PSCBS: Analysis of Parent-Specific DNA Copy Numbers
The PSCBS package implements the parent-specific copy-number segmentation presented in Olshen et al. (2011). Package vignette 'Parent-specific copy-number segmentation using Paired PSCBS' provides a detailed introduction for running PSCBS segmentation. It's available as:
vignette("PairedPSCBS", package = "PSCBS")
Below is an excerpt of the example found in that vignette:
library(PSCBS)
## Get single-chromosome example data
data <- exampleData("paired.chr01")
str(data)
# ’data.frame’: 73346 obs. of 6 variables:
# $ chromosome: int 1 1 1 1 1 1 1 1 1 1 ...
# $ x : int 1145994 2224111 2319424 2543484 2926730 2941694 3084986 3155127..
# $ CT : num 1.625 1.071 1.406 1.18 0.856 ...
# $ betaT : num 0.757 0.771 0.834 0.778 0.229 ...
# $ CN : num 2.36 2.13 2.59 1.93 1.71 ...
# $ betaN : num 0.827 0.875 0.887 0.884 0.103 ...
## Drop total copy-number outliers
data <- dropSegmentationOutliers(data)
## Identify chromosome arms from data
gaps <- findLargeGaps(data, minLength = 1e+06)

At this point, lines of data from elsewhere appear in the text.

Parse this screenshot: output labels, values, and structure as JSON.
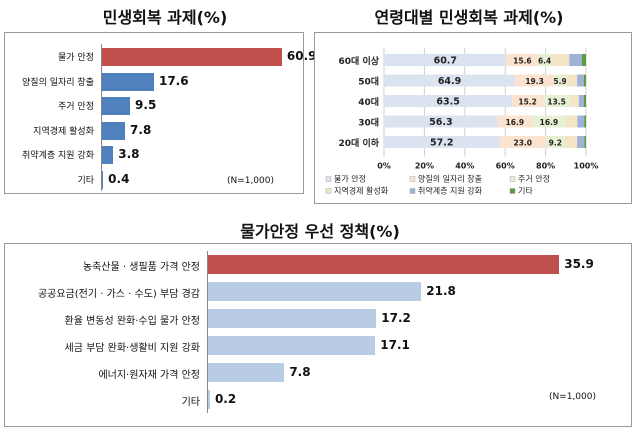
{
  "chart_data": [
    {
      "type": "bar",
      "orientation": "horizontal",
      "title": "민생회복 과제(%)",
      "categories": [
        "물가 안정",
        "양질의 일자리 창출",
        "주거 안정",
        "지역경제 활성화",
        "취약계층 지원 강화",
        "기타"
      ],
      "values": [
        60.9,
        17.6,
        9.5,
        7.8,
        3.8,
        0.4
      ],
      "value_labels": [
        "60.9",
        "17.6",
        "9.5",
        "7.8",
        "3.8",
        "0.4"
      ],
      "note": "(N=1,000)",
      "highlight_color": "#c0504d",
      "bar_color": "#4f81bd",
      "xlim": [
        0,
        65
      ]
    },
    {
      "type": "bar",
      "orientation": "horizontal",
      "stacked": true,
      "title": "연령대별 민생회복 과제(%)",
      "categories": [
        "60대 이상",
        "50대",
        "40대",
        "30대",
        "20대 이하"
      ],
      "series": [
        {
          "name": "물가 안정",
          "values": [
            60.7,
            64.9,
            63.5,
            56.3,
            57.2
          ],
          "labels": [
            "60.7",
            "64.9",
            "63.5",
            "56.3",
            "57.2"
          ],
          "color": "#dce3f0"
        },
        {
          "name": "양질의 일자리 창출",
          "values": [
            15.6,
            19.3,
            15.2,
            16.9,
            23.0
          ],
          "labels": [
            "15.6",
            "19.3",
            "15.2",
            "16.9",
            "23.0"
          ],
          "color": "#fbe3cf"
        },
        {
          "name": "주거 안정",
          "values": [
            6.4,
            5.9,
            13.5,
            16.9,
            9.2
          ],
          "labels": [
            "6.4",
            "5.9",
            "13.5",
            "16.9",
            "9.2"
          ],
          "color": "#e7f0d4"
        },
        {
          "name": "지역경제 활성화",
          "values": [
            9.0,
            5.5,
            4.3,
            5.6,
            6.2
          ],
          "labels": [
            "",
            "",
            "",
            "",
            ""
          ],
          "color": "#f2e6c4"
        },
        {
          "name": "취약계층 지원 강화",
          "values": [
            6.2,
            3.4,
            2.5,
            3.4,
            3.6
          ],
          "labels": [
            "",
            "",
            "",
            "",
            ""
          ],
          "color": "#9fb3d8"
        },
        {
          "name": "기타",
          "values": [
            2.1,
            1.0,
            1.0,
            0.9,
            0.8
          ],
          "labels": [
            "",
            "",
            "",
            "",
            ""
          ],
          "color": "#5e9b3f"
        }
      ],
      "xticks": [
        "0%",
        "20%",
        "40%",
        "60%",
        "80%",
        "100%"
      ],
      "xlim": [
        0,
        100
      ],
      "legend_position": "bottom",
      "grid": true
    },
    {
      "type": "bar",
      "orientation": "horizontal",
      "title": "물가안정 우선 정책(%)",
      "categories": [
        "농축산물 · 생필품 가격 안정",
        "공공요금(전기 · 가스 · 수도) 부담 경감",
        "환율 변동성 완화·수입 물가 안정",
        "세금 부담 완화·생활비 지원 강화",
        "에너지·원자재 가격 안정",
        "기타"
      ],
      "values": [
        35.9,
        21.8,
        17.2,
        17.1,
        7.8,
        0.2
      ],
      "value_labels": [
        "35.9",
        "21.8",
        "17.2",
        "17.1",
        "7.8",
        "0.2"
      ],
      "note": "(N=1,000)",
      "highlight_color": "#c0504d",
      "bar_color": "#b8cce4",
      "xlim": [
        0,
        37
      ]
    }
  ]
}
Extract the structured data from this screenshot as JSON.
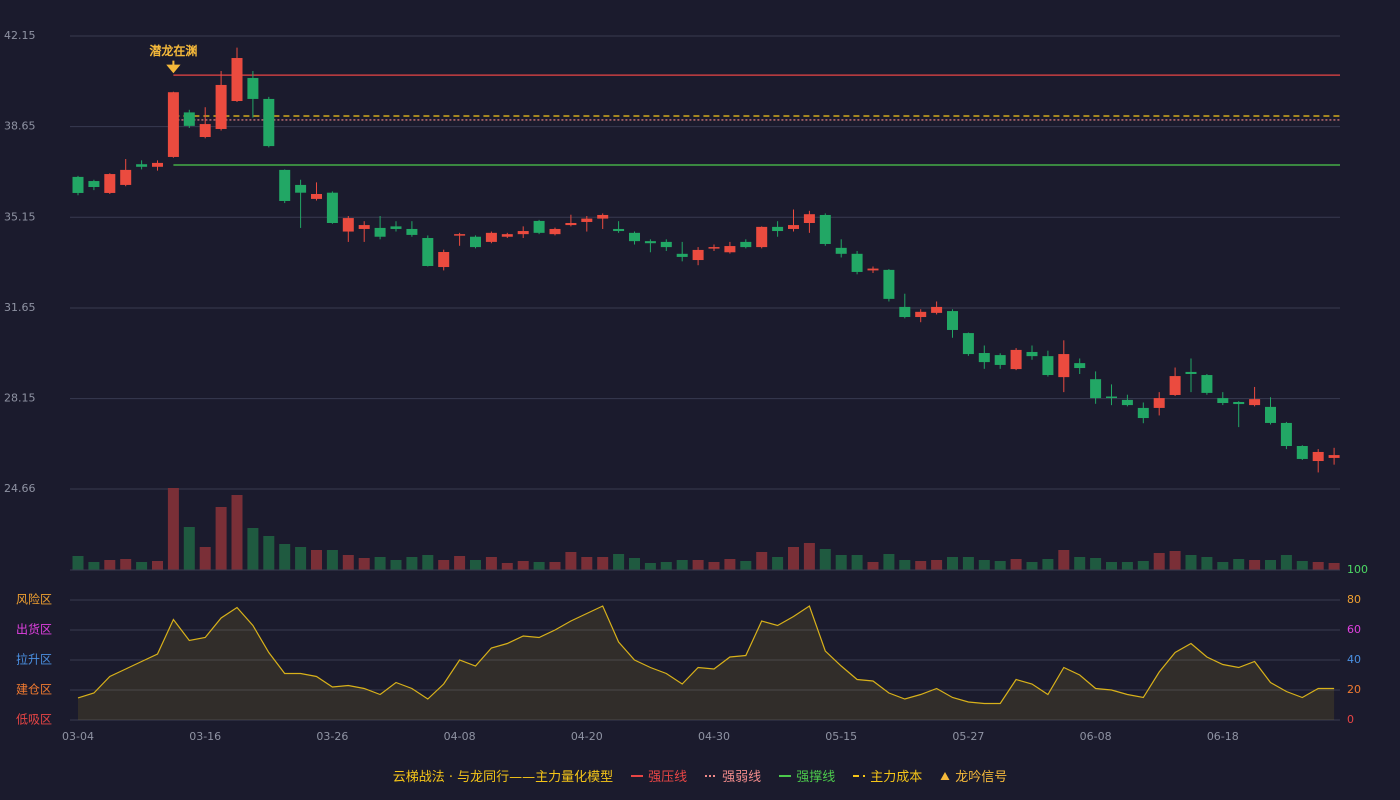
{
  "chart_data": [
    {
      "type": "candlestick",
      "categories": [
        "03-04",
        null,
        null,
        null,
        null,
        null,
        null,
        null,
        "03-16",
        null,
        null,
        null,
        null,
        null,
        null,
        null,
        "03-26",
        null,
        null,
        null,
        null,
        null,
        null,
        null,
        "04-08",
        null,
        null,
        null,
        null,
        null,
        null,
        null,
        "04-20",
        null,
        null,
        null,
        null,
        null,
        null,
        null,
        "04-30",
        null,
        null,
        null,
        null,
        null,
        null,
        null,
        "05-15",
        null,
        null,
        null,
        null,
        null,
        null,
        null,
        "05-27",
        null,
        null,
        null,
        null,
        null,
        null,
        null,
        "06-08",
        null,
        null,
        null,
        null,
        null,
        null,
        null,
        "06-18",
        null,
        null,
        null,
        null,
        null,
        null,
        null
      ],
      "open": [
        36.71,
        36.55,
        36.09,
        36.4,
        37.2,
        37.1,
        37.48,
        39.2,
        38.25,
        38.56,
        39.64,
        40.53,
        39.72,
        36.98,
        36.4,
        35.86,
        36.1,
        34.6,
        34.7,
        34.74,
        34.8,
        34.7,
        34.35,
        33.23,
        34.48,
        34.4,
        34.2,
        34.4,
        34.5,
        35.01,
        34.5,
        34.85,
        34.97,
        35.1,
        34.7,
        34.55,
        34.23,
        34.2,
        33.74,
        33.5,
        33.95,
        33.8,
        34.2,
        34.0,
        34.78,
        34.7,
        34.93,
        35.24,
        33.97,
        33.74,
        33.1,
        33.12,
        31.69,
        31.3,
        31.46,
        31.53,
        30.68,
        29.91,
        29.83,
        29.29,
        29.95,
        29.79,
        28.98,
        29.52,
        28.9,
        28.23,
        28.1,
        27.79,
        27.79,
        28.29,
        29.18,
        29.06,
        28.17,
        28.02,
        27.9,
        27.83,
        27.21,
        26.32,
        25.74,
        25.86
      ],
      "high": [
        36.75,
        36.6,
        36.85,
        37.4,
        37.35,
        37.35,
        40.0,
        39.3,
        39.4,
        40.8,
        41.7,
        40.8,
        39.8,
        37.0,
        36.6,
        36.5,
        36.15,
        35.2,
        35.0,
        35.2,
        35.0,
        35.0,
        34.45,
        33.9,
        34.55,
        34.45,
        34.6,
        34.55,
        34.8,
        35.05,
        34.75,
        35.25,
        35.2,
        35.3,
        35.0,
        34.6,
        34.3,
        34.3,
        34.2,
        34.0,
        34.1,
        34.2,
        34.3,
        34.8,
        35.0,
        35.45,
        35.4,
        35.3,
        34.3,
        33.85,
        33.25,
        33.15,
        32.2,
        31.6,
        31.9,
        31.6,
        30.7,
        30.2,
        29.9,
        30.1,
        30.2,
        30.0,
        30.4,
        29.7,
        29.2,
        28.7,
        28.3,
        28.0,
        28.4,
        29.35,
        29.7,
        29.1,
        28.4,
        28.05,
        28.6,
        28.2,
        27.25,
        26.35,
        26.2,
        26.25
      ],
      "low": [
        36.0,
        36.2,
        36.05,
        36.35,
        37.0,
        36.95,
        37.45,
        38.6,
        38.2,
        38.5,
        39.6,
        39.0,
        37.85,
        35.7,
        34.74,
        35.8,
        34.9,
        34.2,
        34.2,
        34.3,
        34.6,
        34.4,
        33.25,
        33.1,
        34.05,
        33.95,
        34.15,
        34.35,
        34.35,
        34.5,
        34.45,
        34.8,
        34.6,
        34.7,
        34.55,
        34.1,
        33.8,
        33.85,
        33.45,
        33.3,
        33.85,
        33.75,
        33.95,
        33.95,
        34.4,
        34.6,
        34.55,
        34.05,
        33.6,
        32.95,
        33.0,
        31.9,
        31.25,
        31.1,
        31.4,
        30.5,
        29.8,
        29.3,
        29.3,
        29.25,
        29.65,
        29.0,
        28.4,
        29.1,
        27.95,
        27.9,
        27.85,
        27.2,
        27.5,
        28.25,
        28.4,
        28.3,
        27.9,
        27.05,
        27.85,
        27.15,
        26.2,
        25.78,
        25.3,
        25.6
      ],
      "close": [
        36.09,
        36.32,
        36.82,
        36.98,
        37.1,
        37.25,
        39.98,
        38.68,
        38.75,
        40.26,
        41.3,
        39.72,
        37.9,
        35.78,
        36.1,
        36.05,
        34.93,
        35.12,
        34.85,
        34.4,
        34.7,
        34.47,
        33.27,
        33.81,
        34.5,
        34.0,
        34.55,
        34.5,
        34.62,
        34.55,
        34.7,
        34.93,
        35.1,
        35.24,
        34.62,
        34.23,
        34.15,
        34.0,
        33.62,
        33.89,
        34.0,
        34.04,
        34.0,
        34.78,
        34.62,
        34.85,
        35.27,
        34.12,
        33.74,
        33.04,
        33.17,
        32.0,
        31.3,
        31.5,
        31.69,
        30.8,
        29.87,
        29.56,
        29.45,
        30.03,
        29.79,
        29.06,
        29.87,
        29.33,
        28.17,
        28.2,
        27.9,
        27.4,
        28.17,
        29.02,
        29.1,
        28.37,
        27.98,
        27.94,
        28.13,
        27.21,
        26.32,
        25.82,
        26.09,
        25.97
      ],
      "up_color": "#eb4b3f",
      "down_color": "#22a765",
      "ylim": [
        24.66,
        42.15
      ],
      "yticks": [
        24.66,
        28.15,
        31.65,
        35.15,
        38.65,
        42.15
      ],
      "grid": true,
      "lines": [
        {
          "name": "强压线",
          "value": 40.64,
          "color": "#e84545",
          "style": "solid"
        },
        {
          "name": "强弱线",
          "value": 38.91,
          "color": "#f08a8a",
          "style": "dotted"
        },
        {
          "name": "强撑线",
          "value": 37.17,
          "color": "#4cc94c",
          "style": "solid"
        },
        {
          "name": "主力成本",
          "value": 39.06,
          "color": "#f5c518",
          "style": "dashed"
        }
      ],
      "annotations": [
        {
          "name": "龙吟信号",
          "text": "潜龙在渊",
          "index": 6,
          "color": "#f5b93a"
        }
      ]
    },
    {
      "type": "volume",
      "values": [
        14,
        8,
        10,
        11,
        8,
        9,
        82,
        43,
        23,
        63,
        75,
        42,
        34,
        26,
        23,
        20,
        20,
        15,
        12,
        13,
        10,
        13,
        15,
        10,
        14,
        10,
        13,
        7,
        9,
        8,
        8,
        18,
        13,
        13,
        16,
        12,
        7,
        8,
        10,
        10,
        8,
        11,
        9,
        18,
        13,
        23,
        27,
        21,
        15,
        15,
        8,
        16,
        10,
        9,
        10,
        13,
        13,
        10,
        9,
        11,
        8,
        11,
        20,
        13,
        12,
        8,
        8,
        9,
        17,
        19,
        15,
        13,
        8,
        11,
        10,
        10,
        15,
        9,
        8,
        7
      ],
      "up_color": "#7a2f37",
      "down_color": "#1f5a40"
    },
    {
      "type": "area",
      "values": [
        14.7,
        18,
        29,
        34,
        39,
        44,
        67,
        53,
        55,
        68,
        75,
        63,
        45,
        31,
        31,
        29,
        22,
        23,
        21,
        17,
        25,
        21,
        14,
        24,
        40,
        36,
        48,
        51,
        56,
        55,
        60,
        66,
        71,
        76,
        52,
        40,
        35,
        31,
        24,
        35,
        34,
        42,
        43,
        66,
        63,
        69,
        76,
        46,
        36,
        27,
        26,
        18,
        14,
        17,
        21,
        15,
        12,
        11,
        11,
        27,
        24,
        17,
        35,
        30,
        21,
        20,
        17,
        15,
        32,
        45,
        51,
        42,
        37,
        35,
        39,
        25,
        19,
        15,
        21,
        21
      ],
      "color": "#d8b11a",
      "ylim": [
        0,
        100
      ],
      "yticks": [
        0,
        20,
        40,
        60,
        80,
        100
      ],
      "ytick_colors": [
        "#e84545",
        "#f07a30",
        "#4a90e2",
        "#e040e0",
        "#f0a030",
        "#4cd964"
      ],
      "zones": [
        {
          "label": "风险区",
          "value": 80,
          "color": "#f0a030"
        },
        {
          "label": "出货区",
          "value": 60,
          "color": "#e040e0"
        },
        {
          "label": "拉升区",
          "value": 40,
          "color": "#4a90e2"
        },
        {
          "label": "建仓区",
          "value": 20,
          "color": "#f07a30"
        },
        {
          "label": "低吸区",
          "value": 0,
          "color": "#e84545"
        }
      ]
    }
  ],
  "legend_title": "云梯战法 · 与龙同行——主力量化模型"
}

knownSegments <- gapsToSegments(gaps)
## Parent-specific copy-number segmentation
fit <- segmentByPairedPSCBS(data, knownSegments = knownSegments)
## Get segments as a data.frame
segments <- getSegments(fit, simplify = TRUE)
segments
# chromosome tcnId dhId start end tcnNbrOfLoci tcnMean
# 1 1 1 1 554484 33414619 9413 1.381375
# 2 1 1 2 33414619 86993745 17433 1.378570
# 3 1 2 1 86993745 87005243 2 3.185100
# 4 1 3 1 87005243 119796080 10404 1.389763
# 5 1 3 2 119796080 119932126 72 1.470789
# 6 1 3 3 119932126 120992603 171 1.439620
# 7 1 4 1 120992604 141510002 0 NA
# 8 1 5 1 141510003 185527989 13434 2.065400
# 9 1 6 1 185527989 199122066 4018 2.707400
# 10 1 7 1 199122066 206512702 2755 2.586100
# 11 1 8 1 206512702 206521352 14 3.871900
# 12 1 9 1 206521352 247165315 15581 2.637500
# tcnNbrOfSNPs tcnNbrOfHets dhNbrOfLoci dhMean c1Mean c2Mean
# 1 2765 2765 2765 0.4868 0.3544608 1.0269140
# 2 4544 4544 4544 0.5185 0.3318907 1.0466792
# 3 0 0 0 NA NA NA
# 4 2777 2777 2777 0.5203 0.3333347 1.0564285
# 5 8 8 8 0.0767 0.6789900 0.7917995
# 6 52 52 52 0.5123 0.3510514 1.0885688
# 7 0 0 NA NA NA NA
# 8 3770 3770 3770 0.0943 0.9353164 1.1300836
# 9 1271 1271 1271 0.2563 1.0067467 1.7006533
# 10 784 784 784 0.2197 1.0089669 1.5771331
# 11 9 9 9 0.2769 1.3998854 2.4720146
# 12 4492 4492 4492 0.2290 1.0167563 1.6207438
## Plot copy-number tracks
plotTracks(fit)
Parallel processing
The package supports segmentation of the chromosomes in parallel (asynchronously) via futures by adding the following
future::plan("multisession")
to the beginning of the PSCBS script. Everything else will work the
same. To reset to non-parallel processing, use future::plan("sequential")
.
To configure this automatically whenever the package is loaded, see future vignette 'A Future for R: Controlling Default Future Strategy'.
References
Bengtsson H, Neuvial P, Speed TP. TumorBoost: Normalization of allele-specific tumor copy numbers from a single pair of tumor-normal genotyping microarrays, BMC Bioinformatics, 2010. DOI: 10.1186/1471-2105-11-245. PMID: 20462408, PMCID: PMC2894037
Olshen AB, Bengtsson H, Neuvial P, Spellman PT, Olshen RA, Seshan VA. Parent-specific copy number in paired tumor-normal studies using circular binary segmentation, Bioinformatics, 2011. DOI: 10.1093/bioinformatics/btr329. PMID: 21666266. PMCID: PMC3137217
Installation
R package PSCBS is available on CRAN and can be installed in R as:
# install.packages("BiocManager")
BiocManager::install(c("aroma.light", "DNAcopy"))
install.packages("PSCBS")
Pre-release version
To install the pre-release version that is available in Git branch develop
on GitHub, use:
remotes::install_github("HenrikBengtsson/PSCBS", ref="develop")
This will install the package from source.